Supreme Court Ruling Could Change Chicago Police Interrogation Tactics

Huffington Post
Thursday, June 3, 2010

Chicago's police force is notorious for its rough handling of suspects in interrogations. Just last month, the department settled a class-action lawsuit with 500,000 complainants who claimed that they were mistreated while in police custody. And the notorious police commander Jon Burge, accused of torturing hundreds of suspects with methods like electric shock, suffocation and burning, is currently standing trial.

But a Supreme Court ruling this week, in the case of Berghuis v. Thompkins, will allow Chicago police more leeway in their interrogation tactics.

In a 5-4 decision, the Court ruled that simply being silent does not count as a suspect's invoking his or her Miranda right to remain silent. In the case in question, Van Chester Thompkins had not spoken for three hours of police interrogation related to a shooting homicide. He finally said "yes" when officers asked if he prayed for forgiveness for the shooting, and this one-word "statement" was used to convict Thompkins to a life in prison.
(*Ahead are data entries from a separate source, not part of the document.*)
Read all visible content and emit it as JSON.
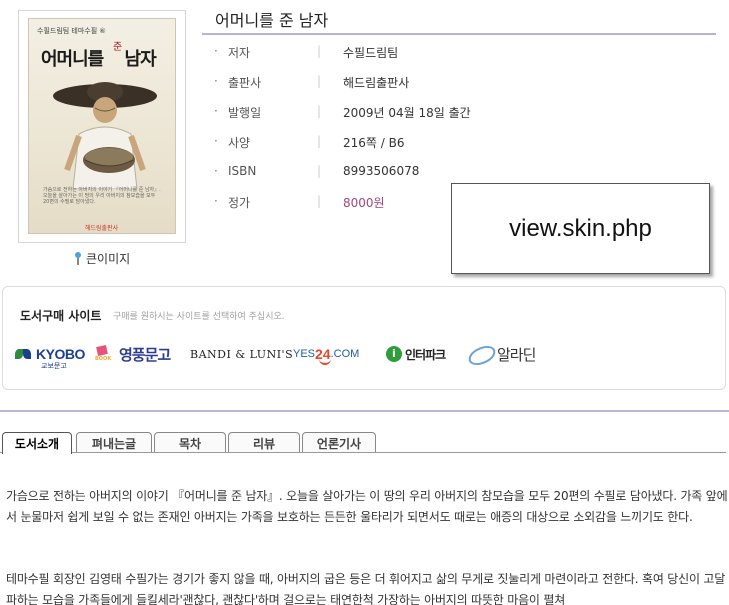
{
  "cover": {
    "series_label": "수필드림팀 테마수필 ⑥",
    "title_main": "어머니를",
    "title_accent": "준",
    "title_end": "남자",
    "blurb": "가슴으로 전하는 아버지의 이야기 『어머니를 준 남자』. 오늘을 살아가는 이 땅의 우리 아버지의 참모습을 모두 20편의 수필로 담아냈다.",
    "publisher": "해드림출판사"
  },
  "zoom_label": "큰이미지",
  "book": {
    "title": "어머니를 준 남자",
    "info": [
      {
        "label": "저자",
        "value": "수필드림팀"
      },
      {
        "label": "출판사",
        "value": "해드림출판사"
      },
      {
        "label": "발행일",
        "value": "2009년 04월 18일 출간"
      },
      {
        "label": "사양",
        "value": "216쪽 / B6"
      },
      {
        "label": "ISBN",
        "value": "8993506078"
      },
      {
        "label": "정가",
        "value": "8000원"
      }
    ],
    "price_color": "#a1477d"
  },
  "overlay_label": "view.skin.php",
  "purchase": {
    "title": "도서구매 사이트",
    "hint": "구매를 원하시는 사이트를 선택하여 주십시오.",
    "stores": {
      "kyobo": {
        "name": "KYOBO",
        "sub": "교보문고"
      },
      "youngpoong": {
        "name": "영풍문고"
      },
      "bandi": {
        "name": "BANDI & LUNI'S"
      },
      "yes24": {
        "name_pre": "YES",
        "name_num": "24",
        "name_post": ".COM"
      },
      "interpark": {
        "name": "인터파크"
      },
      "aladin": {
        "name": "알라딘"
      }
    }
  },
  "tabs": [
    "도서소개",
    "펴내는글",
    "목차",
    "리뷰",
    "언론기사"
  ],
  "active_tab": "도서소개",
  "content": {
    "p1": "가슴으로 전하는 아버지의 이야기 『어머니를 준 남자』. 오늘을 살아가는 이 땅의 우리 아버지의 참모습을 모두 20편의 수필로 담아냈다. 가족 앞에서 눈물마저 쉽게 보일 수 없는 존재인 아버지는 가족을 보호하는 든든한 울타리가 되면서도 때로는 애증의 대상으로 소외감을 느끼기도 한다.",
    "p2": "테마수필 회장인 김영태 수필가는 경기가 좋지 않을 때, 아버지의 굽은 등은 더 휘어지고 삶의 무게로 짓눌리게 마련이라고 전한다. 혹여 당신이 고달파하는 모습을 가족들에게 들킬세라'괜찮다, 괜찮다'하며 걸으로는 태연한척 가장하는 아버지의 따뜻한 마음이 펼쳐"
  },
  "colors": {
    "accent_rule": "#b9b2d8",
    "price": "#a1477d"
  }
}
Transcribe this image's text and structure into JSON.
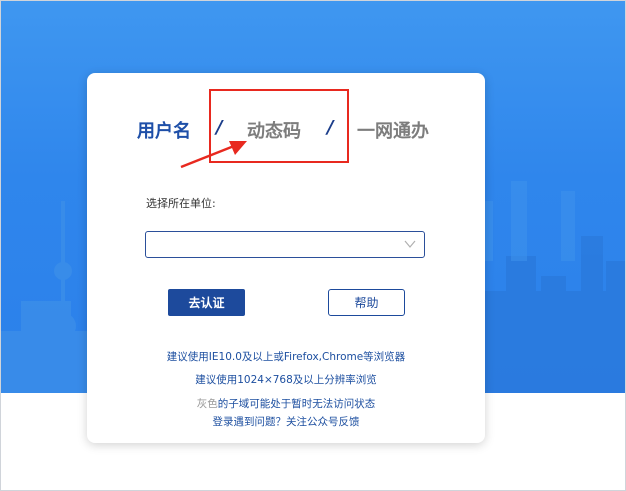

The upshot of this ruling is that, unless a suspect explicitly invokes his right to remain silent, officers can continue questioning him for endless hours, and use whatever words he speaks against him at trial.

Jon Loevy, a Chicago trial lawyer, told WBEZ that this would allow Chicago police to press suspects harder than they already do:

You'd have to be naïve to believe that the police, even short of violence, aren't aggressive. I'm sure they see that as their job to be as coercive as they can. They put people in rooms. They don't try to make them feel comfortable, they try to make them feel scared.

WBEZ also reports that a spokesman for the CPD said it will "change interrogation tactics, if necessary."